"موزعة" - Traduction Arabe en Turc

    • dağılmış
        
    • dağıtılmış
        
    • krupiyeydi
        
    • kıça güvenlik halatları
        
    • dağıldığı
        
    Ketçap kendi halinde beklerken domates parçacıkları eşitçe ve rastgele dağılmış haldedir. TED عندما يكون الكاتشب في عبوته كما هو تكون جزيئات الطماطم موزعة بشكل عشوائي بالتساوي.
    Bu, Dünya'daki tüm yaşamı sürdürebilmek için gezegenimize dağılmış nehir, göl, yeraltı su havzaları yer altı buzları ve permafrost gibi %1'den az kısmı bırakır. TED ذلك يترك أقل من 1 ٪ متاحة لاستمرار الحياة على الأرض، موزعة على كوكبنا في الأنهار والبحيرات وطبقات المياه الجوفية و جليد القاع والتربة الصقيعية.
    Aslında, göreceğiniz şey, dağıtılmış bir bacak gibi bu yarım daireyi kullanıyor. TED ماسترونه في الحقيقة هو إستخدامها للساق نصف الدائرة كقدم موزعة
    Şimdi bizim dağıtılmış ayak ve dikenlere sahip olmamız dikey yüzeylere tırmanabileceğiniz anlamına gelmiyor. TED والآن فقط لأن لدينا قدم موزعة وعمود فقري لا يعني أن بإستطاعتكم تسلق الأسطح العمودية.
    Annem Nebraska'da, 24 yaşında bir krupiyeydi.
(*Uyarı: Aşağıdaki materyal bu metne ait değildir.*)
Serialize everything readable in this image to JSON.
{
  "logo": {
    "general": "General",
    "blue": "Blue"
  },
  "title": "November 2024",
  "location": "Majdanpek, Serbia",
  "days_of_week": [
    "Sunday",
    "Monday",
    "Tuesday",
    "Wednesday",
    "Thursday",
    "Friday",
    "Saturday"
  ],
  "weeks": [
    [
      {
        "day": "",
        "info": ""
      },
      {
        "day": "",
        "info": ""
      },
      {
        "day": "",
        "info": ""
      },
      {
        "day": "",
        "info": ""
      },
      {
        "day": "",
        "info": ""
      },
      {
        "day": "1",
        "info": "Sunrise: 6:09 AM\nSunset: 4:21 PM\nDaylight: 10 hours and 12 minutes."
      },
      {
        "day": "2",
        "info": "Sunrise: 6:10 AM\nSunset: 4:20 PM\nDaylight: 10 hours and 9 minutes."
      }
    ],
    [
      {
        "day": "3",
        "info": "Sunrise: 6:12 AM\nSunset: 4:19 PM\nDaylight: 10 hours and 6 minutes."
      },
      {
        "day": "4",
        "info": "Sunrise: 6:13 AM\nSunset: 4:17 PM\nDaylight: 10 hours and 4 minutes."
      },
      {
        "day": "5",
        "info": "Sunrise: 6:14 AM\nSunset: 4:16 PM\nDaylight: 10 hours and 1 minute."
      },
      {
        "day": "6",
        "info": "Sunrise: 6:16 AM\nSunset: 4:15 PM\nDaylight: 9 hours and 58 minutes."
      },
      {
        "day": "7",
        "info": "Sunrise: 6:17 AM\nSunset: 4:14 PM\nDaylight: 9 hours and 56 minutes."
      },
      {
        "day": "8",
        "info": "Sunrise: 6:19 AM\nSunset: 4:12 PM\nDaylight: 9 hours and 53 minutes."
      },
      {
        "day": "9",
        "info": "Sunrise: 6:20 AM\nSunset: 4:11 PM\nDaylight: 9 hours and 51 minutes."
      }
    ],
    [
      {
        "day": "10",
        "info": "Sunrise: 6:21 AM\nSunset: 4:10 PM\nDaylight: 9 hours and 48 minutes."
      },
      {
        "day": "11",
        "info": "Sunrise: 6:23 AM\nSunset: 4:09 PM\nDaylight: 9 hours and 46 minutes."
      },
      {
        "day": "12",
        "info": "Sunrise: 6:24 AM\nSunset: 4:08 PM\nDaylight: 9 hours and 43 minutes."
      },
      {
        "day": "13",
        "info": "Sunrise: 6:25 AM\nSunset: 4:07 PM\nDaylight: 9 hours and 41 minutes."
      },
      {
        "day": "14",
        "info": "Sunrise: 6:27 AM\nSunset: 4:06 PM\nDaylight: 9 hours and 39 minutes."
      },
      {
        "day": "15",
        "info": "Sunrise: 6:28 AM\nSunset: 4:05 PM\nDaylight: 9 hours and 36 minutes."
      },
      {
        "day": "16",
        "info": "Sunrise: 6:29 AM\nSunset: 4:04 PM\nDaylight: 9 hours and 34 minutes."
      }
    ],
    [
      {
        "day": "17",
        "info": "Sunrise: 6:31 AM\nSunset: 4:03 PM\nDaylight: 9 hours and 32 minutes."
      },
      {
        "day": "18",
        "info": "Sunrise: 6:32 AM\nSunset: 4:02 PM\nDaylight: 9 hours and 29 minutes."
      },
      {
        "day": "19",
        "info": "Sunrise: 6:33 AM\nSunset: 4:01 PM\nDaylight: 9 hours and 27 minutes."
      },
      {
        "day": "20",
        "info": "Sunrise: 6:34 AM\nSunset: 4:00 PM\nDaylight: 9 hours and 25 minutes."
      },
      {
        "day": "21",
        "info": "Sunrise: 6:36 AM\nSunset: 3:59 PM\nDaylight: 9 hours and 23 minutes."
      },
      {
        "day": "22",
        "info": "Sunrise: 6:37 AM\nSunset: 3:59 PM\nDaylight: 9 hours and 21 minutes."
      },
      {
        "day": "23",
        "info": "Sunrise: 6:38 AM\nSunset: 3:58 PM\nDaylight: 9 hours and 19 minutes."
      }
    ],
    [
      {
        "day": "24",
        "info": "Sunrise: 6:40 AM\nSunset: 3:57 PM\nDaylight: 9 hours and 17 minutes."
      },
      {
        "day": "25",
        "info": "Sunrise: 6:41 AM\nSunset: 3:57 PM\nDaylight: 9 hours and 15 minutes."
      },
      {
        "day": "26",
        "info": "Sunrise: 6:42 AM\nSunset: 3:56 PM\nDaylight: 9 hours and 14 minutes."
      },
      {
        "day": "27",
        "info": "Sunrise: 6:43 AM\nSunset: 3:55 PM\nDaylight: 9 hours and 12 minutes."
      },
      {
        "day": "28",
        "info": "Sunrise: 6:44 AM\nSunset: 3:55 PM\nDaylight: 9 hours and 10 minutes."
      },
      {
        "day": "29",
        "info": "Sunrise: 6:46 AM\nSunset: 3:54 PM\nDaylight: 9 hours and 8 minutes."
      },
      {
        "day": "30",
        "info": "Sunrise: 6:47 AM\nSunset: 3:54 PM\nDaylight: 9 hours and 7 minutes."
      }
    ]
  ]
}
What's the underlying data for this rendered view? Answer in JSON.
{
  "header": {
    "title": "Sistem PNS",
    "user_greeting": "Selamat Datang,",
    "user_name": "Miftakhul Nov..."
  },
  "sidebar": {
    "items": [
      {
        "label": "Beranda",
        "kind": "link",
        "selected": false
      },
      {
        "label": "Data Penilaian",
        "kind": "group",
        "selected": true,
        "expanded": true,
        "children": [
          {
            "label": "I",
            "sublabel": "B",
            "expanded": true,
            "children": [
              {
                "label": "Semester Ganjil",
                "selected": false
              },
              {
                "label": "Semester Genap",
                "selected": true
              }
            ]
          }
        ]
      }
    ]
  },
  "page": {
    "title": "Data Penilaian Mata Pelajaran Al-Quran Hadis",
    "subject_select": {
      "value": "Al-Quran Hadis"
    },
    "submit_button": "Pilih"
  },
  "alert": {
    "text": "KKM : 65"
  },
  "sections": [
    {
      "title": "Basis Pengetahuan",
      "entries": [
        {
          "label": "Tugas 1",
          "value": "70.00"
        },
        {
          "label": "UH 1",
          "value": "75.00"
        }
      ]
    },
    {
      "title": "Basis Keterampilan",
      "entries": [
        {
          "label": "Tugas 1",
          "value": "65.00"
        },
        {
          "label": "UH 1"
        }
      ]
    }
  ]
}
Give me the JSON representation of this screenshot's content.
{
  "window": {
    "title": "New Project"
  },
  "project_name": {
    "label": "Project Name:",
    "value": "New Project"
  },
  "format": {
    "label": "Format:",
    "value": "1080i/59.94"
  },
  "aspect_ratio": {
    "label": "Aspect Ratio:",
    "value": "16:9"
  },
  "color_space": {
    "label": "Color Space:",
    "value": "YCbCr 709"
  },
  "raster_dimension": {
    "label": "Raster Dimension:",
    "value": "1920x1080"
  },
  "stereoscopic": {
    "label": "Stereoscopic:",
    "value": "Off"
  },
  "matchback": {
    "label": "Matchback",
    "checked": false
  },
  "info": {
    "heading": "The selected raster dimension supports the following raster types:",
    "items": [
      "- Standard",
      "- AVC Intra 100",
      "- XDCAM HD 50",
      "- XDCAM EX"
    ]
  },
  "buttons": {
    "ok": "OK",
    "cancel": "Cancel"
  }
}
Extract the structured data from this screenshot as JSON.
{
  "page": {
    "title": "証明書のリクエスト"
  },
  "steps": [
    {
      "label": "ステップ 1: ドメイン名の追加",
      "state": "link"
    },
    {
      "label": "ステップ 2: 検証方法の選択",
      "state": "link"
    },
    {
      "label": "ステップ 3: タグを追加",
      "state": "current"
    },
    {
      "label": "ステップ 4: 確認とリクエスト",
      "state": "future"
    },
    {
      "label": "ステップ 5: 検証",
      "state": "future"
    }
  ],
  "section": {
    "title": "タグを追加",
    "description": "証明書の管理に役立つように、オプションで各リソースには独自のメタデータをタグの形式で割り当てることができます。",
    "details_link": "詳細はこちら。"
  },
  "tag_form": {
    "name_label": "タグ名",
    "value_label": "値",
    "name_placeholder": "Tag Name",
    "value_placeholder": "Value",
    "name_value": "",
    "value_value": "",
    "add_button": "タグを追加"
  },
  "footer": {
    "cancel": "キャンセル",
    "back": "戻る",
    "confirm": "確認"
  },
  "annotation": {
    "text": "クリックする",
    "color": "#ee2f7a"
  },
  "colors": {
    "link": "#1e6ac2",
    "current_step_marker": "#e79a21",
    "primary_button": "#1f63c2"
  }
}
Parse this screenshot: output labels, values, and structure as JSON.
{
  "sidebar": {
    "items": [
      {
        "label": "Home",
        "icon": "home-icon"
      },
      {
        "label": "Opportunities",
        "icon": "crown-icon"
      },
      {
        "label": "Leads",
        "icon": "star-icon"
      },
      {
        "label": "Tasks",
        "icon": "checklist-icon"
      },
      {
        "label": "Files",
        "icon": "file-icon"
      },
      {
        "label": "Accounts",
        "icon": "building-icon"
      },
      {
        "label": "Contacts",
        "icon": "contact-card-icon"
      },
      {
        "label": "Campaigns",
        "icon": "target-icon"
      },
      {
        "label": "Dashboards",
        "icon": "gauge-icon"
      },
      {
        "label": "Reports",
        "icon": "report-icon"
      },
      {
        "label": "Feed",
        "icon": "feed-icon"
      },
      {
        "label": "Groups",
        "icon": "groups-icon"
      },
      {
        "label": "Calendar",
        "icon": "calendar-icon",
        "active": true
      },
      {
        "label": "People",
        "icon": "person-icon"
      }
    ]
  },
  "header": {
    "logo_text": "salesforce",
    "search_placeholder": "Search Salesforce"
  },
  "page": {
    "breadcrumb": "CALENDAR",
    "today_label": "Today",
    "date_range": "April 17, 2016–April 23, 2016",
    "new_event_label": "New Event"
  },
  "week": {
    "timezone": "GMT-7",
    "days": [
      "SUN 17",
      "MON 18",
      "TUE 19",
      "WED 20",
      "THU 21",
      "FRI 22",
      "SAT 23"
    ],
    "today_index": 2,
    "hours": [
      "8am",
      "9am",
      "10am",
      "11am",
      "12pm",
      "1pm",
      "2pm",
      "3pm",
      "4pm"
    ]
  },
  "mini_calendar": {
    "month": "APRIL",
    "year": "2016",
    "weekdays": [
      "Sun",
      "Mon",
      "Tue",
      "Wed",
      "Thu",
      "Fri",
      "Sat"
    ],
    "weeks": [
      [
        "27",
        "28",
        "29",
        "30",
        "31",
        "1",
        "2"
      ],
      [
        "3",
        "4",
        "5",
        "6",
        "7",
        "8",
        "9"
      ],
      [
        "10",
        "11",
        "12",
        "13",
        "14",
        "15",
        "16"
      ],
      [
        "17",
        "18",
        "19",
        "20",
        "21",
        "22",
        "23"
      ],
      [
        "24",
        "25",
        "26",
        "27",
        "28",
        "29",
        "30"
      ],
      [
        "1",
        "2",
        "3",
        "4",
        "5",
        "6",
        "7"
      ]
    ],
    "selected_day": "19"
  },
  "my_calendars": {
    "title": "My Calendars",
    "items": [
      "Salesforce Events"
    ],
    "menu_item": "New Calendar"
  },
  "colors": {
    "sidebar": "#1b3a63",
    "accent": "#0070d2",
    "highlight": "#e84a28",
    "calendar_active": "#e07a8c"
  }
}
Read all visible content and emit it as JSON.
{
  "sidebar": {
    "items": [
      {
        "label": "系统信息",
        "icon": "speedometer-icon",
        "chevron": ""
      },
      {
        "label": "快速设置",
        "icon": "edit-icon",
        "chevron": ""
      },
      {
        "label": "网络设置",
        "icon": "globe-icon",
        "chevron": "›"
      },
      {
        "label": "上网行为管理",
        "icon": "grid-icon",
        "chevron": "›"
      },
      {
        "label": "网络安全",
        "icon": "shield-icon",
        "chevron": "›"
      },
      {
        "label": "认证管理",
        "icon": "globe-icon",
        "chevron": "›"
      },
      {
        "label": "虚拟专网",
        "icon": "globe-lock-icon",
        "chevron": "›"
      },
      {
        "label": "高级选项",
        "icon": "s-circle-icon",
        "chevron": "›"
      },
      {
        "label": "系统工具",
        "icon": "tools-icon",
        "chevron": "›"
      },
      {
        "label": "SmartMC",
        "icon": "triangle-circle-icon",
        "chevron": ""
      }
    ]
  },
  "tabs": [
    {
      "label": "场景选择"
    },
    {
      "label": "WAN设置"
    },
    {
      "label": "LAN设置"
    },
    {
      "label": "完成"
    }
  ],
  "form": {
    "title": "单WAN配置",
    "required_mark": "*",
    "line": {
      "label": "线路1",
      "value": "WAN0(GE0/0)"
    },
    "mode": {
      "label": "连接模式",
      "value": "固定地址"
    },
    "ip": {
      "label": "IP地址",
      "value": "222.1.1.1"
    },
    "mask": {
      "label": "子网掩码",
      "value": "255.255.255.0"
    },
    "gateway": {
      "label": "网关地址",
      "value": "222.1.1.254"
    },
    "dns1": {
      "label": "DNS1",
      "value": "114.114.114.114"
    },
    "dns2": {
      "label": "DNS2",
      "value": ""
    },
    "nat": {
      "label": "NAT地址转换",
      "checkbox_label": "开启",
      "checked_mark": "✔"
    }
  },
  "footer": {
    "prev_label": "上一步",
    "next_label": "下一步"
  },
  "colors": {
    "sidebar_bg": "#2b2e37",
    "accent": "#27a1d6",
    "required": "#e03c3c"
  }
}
Open Subtitles ..أمّي. كانت موزعة بلاك جاك بعمر 24 سنة من نبراسكا.
    Annem Nebraska'da, 24 yaşında bir krupiyeydi. Open Subtitles أمّي كانت موزعة بلاك جاك بعمر 24 سنة من نبراسكا.
    Bay Hollar, başa ve kıça güvenlik halatları çektir. Open Subtitles مستر هوللر أريد عوامات انقاذ موزعة بطول السفينة
    Hepimiz, performansın yüksek ve öğrenme olanaklarının eşit bir şekilde dağıldığı sağ üst dörtlükte olmak isteriz. TED جميعنا نرغب بأن نكون بالربع العلوي الأيمن، حيث الكفاءة قوية وفرص التعليم موزعة بالعدل.
    Yol kenarına dağılmış küçücük bir köydü. Open Subtitles قرية صغيرة جدا موزعة على جوانب الطريق بيوت معدودة
    Üç tanesi buradaki ailelerin arasına düzgün olarak dağılmış,.. Open Subtitles ثلاثة منها موزعة بالتساوى بين العائلات هنا
    Mermiler vücudun her yerine dağılmış. Open Subtitles هذه الرصاصات موزعة على كامل الجسد.
    Böylece şebekenin tamamına dağıtılmış bütün veri bölümlerine sahipsiniz. TED بحيث يكون لديك كل هذه القطع من البيانات موزعة على جميع أنحاء الشبكة.
    Fırsatlar oransız bir şekilde dağıtılmış. TED الفرص موزعة بشكل غير عادل.
    Bay Hollar, başa ve kıça güvenlik halatları çektir. Open Subtitles مستر هوللر أريد عوامات انقاذ موزعة بطول السفينة
    Onun kafasındaki ideal evren hava moleküllerinin her yere eşit oranda dağıldığı yapıya benzer bir yapıdaydı -- tüm molekillerin dağıldığı bir yapı. TED لذا ففكرته عن كون طبيعي كانت جزيئات هوائية موزعة بالتساوي في كل مكان-- الجزيئات هي كل شئ.